As seen at The Hand Mirror, our fascination with blaming filthy drunken jezebels for their own sexual assaults continues in fine form in 2009.

The truly pathetically-bad grammar in the Stuff article doesn’t help my mood either:

Dunedin police are warning woman to monitor their alcohol intake and ensure their personal safety on nights out after two unrelated sex attacks over the weekend.

Of course that may be partly down to the fact that I’m jobhunting at the moment and cannot believe other people are getting hired and paid God knows how much to produce this kind of crap. When it’s a grammatical error that Microsoft Word would spot on a bad day …

But maybe we Nasty Hairy-Legged Feminists are missing the bigger picture here. Perhaps we’re so blinded by our obsessions with being treated like the normal human beings we are and not being subjected to various and multiple oppressions in our day-to-day lives that we’ve totally missed the existence of Magical Sexual Assault Pixies.

Obviously when women gather in public places and dare to have a few vodka cranberries with their mates, the barrier between the worlds is weakened and the Magical Sexual Assault Pixies are able to slip through.
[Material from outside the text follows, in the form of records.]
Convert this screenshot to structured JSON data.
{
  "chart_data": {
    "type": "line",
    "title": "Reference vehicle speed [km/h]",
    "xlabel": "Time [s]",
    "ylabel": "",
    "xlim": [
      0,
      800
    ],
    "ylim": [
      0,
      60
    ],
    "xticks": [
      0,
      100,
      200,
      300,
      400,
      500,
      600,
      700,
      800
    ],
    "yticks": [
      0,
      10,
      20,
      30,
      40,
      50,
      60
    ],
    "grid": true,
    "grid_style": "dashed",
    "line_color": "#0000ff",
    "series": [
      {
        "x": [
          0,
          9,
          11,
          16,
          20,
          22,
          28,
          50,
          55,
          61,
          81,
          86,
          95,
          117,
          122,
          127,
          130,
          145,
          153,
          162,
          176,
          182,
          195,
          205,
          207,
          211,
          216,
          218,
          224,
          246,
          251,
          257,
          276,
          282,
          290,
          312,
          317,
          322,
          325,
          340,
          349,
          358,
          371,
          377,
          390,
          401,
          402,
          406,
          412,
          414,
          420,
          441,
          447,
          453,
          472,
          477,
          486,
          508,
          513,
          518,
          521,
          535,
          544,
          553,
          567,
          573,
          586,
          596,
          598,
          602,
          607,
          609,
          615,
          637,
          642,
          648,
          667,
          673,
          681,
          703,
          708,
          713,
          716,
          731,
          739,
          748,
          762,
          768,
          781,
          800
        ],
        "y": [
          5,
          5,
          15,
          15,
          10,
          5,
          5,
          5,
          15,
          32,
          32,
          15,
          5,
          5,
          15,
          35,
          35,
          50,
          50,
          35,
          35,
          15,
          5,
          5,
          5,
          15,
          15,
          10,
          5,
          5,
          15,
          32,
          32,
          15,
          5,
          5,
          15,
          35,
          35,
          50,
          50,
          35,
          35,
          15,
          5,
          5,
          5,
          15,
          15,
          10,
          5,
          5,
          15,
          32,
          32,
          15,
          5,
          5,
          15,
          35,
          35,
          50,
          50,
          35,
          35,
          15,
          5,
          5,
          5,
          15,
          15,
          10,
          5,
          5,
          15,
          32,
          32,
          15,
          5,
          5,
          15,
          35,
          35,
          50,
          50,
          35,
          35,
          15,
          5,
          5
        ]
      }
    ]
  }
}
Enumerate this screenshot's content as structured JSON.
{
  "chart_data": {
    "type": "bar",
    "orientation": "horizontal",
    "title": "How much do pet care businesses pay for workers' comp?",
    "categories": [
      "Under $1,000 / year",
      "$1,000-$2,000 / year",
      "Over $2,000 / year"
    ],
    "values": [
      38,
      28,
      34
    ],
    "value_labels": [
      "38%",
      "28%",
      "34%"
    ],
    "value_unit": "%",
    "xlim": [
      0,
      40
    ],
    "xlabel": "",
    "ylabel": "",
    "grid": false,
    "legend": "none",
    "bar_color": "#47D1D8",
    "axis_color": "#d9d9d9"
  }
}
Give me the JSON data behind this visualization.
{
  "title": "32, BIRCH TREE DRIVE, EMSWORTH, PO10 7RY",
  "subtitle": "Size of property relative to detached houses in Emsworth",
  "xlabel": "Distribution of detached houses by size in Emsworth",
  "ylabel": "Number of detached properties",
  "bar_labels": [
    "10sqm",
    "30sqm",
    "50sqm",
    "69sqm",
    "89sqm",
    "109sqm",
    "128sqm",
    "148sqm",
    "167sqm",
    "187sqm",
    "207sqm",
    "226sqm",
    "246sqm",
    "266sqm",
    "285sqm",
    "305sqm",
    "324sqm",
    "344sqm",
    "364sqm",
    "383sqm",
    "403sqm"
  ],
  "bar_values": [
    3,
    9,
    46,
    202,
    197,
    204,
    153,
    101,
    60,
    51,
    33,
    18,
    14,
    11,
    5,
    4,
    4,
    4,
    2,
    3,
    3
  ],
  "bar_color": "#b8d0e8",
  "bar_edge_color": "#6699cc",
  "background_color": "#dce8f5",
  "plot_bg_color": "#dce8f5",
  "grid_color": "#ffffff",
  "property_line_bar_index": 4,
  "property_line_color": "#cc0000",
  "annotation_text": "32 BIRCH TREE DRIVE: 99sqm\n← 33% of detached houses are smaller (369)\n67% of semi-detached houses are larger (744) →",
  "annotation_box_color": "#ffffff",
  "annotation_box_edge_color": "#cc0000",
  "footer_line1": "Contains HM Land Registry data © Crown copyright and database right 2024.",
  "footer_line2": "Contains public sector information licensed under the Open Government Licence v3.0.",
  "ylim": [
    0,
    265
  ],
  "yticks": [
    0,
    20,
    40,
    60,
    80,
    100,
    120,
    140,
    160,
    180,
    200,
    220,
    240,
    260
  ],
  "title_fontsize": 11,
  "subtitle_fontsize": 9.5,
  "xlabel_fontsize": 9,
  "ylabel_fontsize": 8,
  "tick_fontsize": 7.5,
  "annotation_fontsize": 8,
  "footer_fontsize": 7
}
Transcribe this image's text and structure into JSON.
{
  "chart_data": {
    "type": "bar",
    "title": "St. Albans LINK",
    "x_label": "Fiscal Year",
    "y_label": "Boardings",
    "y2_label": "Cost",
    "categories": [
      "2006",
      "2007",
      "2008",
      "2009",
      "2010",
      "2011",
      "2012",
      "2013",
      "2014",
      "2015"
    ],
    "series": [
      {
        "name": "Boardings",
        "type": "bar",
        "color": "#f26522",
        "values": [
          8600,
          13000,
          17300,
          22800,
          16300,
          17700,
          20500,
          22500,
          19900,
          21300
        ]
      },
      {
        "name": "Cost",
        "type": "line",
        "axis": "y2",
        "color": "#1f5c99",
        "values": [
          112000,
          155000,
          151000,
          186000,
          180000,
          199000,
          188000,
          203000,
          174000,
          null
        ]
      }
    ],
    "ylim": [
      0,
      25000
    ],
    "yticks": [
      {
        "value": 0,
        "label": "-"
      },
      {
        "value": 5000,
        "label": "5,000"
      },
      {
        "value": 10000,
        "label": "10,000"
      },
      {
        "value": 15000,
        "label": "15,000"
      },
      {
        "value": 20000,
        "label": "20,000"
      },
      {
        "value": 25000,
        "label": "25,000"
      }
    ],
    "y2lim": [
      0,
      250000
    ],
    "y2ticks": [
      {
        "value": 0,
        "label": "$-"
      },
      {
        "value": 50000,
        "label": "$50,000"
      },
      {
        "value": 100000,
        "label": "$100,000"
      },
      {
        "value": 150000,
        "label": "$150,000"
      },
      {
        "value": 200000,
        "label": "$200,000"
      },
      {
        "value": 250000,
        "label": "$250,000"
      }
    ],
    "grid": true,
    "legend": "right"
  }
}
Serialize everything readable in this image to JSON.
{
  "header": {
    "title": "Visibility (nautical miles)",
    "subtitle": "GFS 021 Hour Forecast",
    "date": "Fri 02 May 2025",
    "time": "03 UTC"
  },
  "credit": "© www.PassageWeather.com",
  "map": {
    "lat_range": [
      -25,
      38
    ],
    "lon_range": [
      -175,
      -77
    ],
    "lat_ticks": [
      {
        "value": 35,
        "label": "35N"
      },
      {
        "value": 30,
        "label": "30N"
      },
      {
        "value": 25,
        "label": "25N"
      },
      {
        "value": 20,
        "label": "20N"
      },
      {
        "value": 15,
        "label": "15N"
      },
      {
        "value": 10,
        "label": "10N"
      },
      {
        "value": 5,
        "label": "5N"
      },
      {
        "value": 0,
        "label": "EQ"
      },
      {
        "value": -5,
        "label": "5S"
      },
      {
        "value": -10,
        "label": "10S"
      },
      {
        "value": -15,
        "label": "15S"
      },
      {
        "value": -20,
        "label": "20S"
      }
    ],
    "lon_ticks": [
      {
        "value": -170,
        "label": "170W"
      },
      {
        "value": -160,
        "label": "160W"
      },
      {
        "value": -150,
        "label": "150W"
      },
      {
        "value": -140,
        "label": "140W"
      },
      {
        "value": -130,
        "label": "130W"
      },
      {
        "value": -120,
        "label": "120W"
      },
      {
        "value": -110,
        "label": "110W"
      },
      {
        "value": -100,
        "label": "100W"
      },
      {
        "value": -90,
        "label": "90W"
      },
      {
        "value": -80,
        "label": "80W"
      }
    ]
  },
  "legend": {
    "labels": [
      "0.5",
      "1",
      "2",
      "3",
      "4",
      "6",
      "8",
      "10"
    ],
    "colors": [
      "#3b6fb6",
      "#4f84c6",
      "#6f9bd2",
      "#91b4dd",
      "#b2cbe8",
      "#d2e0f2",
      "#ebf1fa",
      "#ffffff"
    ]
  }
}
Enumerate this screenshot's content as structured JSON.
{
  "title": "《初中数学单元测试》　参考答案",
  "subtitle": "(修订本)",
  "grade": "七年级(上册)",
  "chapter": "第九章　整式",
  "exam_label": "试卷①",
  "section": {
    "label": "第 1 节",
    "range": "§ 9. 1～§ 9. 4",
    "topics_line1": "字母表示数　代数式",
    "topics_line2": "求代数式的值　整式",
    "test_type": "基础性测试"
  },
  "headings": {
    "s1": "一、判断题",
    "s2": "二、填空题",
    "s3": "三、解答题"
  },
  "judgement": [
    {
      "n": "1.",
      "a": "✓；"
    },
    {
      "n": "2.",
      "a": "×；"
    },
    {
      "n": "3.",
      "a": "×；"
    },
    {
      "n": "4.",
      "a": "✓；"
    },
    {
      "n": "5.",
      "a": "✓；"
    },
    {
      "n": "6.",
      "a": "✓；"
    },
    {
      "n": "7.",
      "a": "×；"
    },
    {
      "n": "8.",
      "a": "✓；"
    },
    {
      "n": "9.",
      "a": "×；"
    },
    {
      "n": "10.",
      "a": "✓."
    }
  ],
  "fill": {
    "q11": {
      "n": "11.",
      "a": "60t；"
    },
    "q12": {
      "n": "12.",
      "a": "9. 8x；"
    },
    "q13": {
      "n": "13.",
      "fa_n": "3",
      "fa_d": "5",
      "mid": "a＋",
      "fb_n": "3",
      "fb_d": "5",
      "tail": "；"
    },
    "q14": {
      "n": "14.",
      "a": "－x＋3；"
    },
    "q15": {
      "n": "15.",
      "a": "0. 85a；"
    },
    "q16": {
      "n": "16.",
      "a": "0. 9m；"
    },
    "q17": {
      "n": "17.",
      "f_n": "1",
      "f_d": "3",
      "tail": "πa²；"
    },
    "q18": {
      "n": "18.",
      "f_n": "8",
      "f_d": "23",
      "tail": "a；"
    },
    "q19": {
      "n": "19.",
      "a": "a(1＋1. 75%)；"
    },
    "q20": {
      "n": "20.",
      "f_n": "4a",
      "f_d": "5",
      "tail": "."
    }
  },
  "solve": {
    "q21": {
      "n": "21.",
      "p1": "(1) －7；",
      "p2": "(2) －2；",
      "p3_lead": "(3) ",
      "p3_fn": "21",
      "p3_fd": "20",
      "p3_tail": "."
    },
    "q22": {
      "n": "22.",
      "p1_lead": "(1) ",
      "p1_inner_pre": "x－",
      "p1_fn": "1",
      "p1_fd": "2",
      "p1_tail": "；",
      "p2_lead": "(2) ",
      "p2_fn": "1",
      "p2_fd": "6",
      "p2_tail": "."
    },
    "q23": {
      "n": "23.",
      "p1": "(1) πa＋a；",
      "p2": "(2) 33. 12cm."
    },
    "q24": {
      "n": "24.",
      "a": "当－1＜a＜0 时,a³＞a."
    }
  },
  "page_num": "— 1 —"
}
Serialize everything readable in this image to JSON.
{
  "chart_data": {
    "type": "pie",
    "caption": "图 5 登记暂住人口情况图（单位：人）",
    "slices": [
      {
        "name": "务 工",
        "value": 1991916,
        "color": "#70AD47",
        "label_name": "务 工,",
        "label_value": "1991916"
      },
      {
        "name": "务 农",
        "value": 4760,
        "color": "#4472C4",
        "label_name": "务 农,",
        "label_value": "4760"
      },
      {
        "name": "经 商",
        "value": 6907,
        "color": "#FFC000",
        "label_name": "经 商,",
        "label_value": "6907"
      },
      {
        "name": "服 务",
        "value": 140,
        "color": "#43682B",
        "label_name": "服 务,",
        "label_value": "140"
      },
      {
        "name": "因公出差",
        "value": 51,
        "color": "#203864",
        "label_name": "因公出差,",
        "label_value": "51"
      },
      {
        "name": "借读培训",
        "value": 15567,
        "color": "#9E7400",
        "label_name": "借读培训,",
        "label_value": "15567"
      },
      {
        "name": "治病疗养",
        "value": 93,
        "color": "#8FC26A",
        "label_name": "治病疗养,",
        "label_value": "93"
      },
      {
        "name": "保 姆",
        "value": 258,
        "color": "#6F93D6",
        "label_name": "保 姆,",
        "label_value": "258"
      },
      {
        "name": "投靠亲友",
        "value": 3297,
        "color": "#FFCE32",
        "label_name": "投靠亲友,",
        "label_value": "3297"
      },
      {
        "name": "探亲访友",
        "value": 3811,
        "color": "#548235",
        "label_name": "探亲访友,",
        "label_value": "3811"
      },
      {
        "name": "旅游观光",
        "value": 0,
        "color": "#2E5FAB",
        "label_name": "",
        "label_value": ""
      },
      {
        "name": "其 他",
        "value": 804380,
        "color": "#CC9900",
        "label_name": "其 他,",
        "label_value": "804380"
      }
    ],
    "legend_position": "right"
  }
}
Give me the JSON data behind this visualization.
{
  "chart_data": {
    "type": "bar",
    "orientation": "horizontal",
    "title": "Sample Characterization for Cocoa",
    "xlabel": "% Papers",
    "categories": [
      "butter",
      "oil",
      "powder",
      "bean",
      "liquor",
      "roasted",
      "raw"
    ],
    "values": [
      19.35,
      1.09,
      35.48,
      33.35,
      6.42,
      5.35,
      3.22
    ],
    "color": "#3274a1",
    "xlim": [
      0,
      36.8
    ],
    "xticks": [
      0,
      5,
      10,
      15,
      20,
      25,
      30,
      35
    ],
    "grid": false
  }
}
It has to be, because otherwise the only explanation for the Dunedin fucking Police’s attitude – that it’s women who should monitor their alcohol intake, it’s women who need to “take care” – is that we live in a world that assumes that when a woman drinks, it’s her fault if someone else chooses to assault her.

I know this is an old song, but seriously. Where is the fucking, “If you drink and fuck someone who doesn’t consent, you’re a bloody rapist” ad campaign? Where is the, “Stay Safe In The City – stick with your mates and don’t let them act like scum” campaign?

Oh, right – that would involve us acting like men should be the ones to modify their behaviour, control themselves, “take care”, be held responsible. And we wouldn’t want that, would we, precious?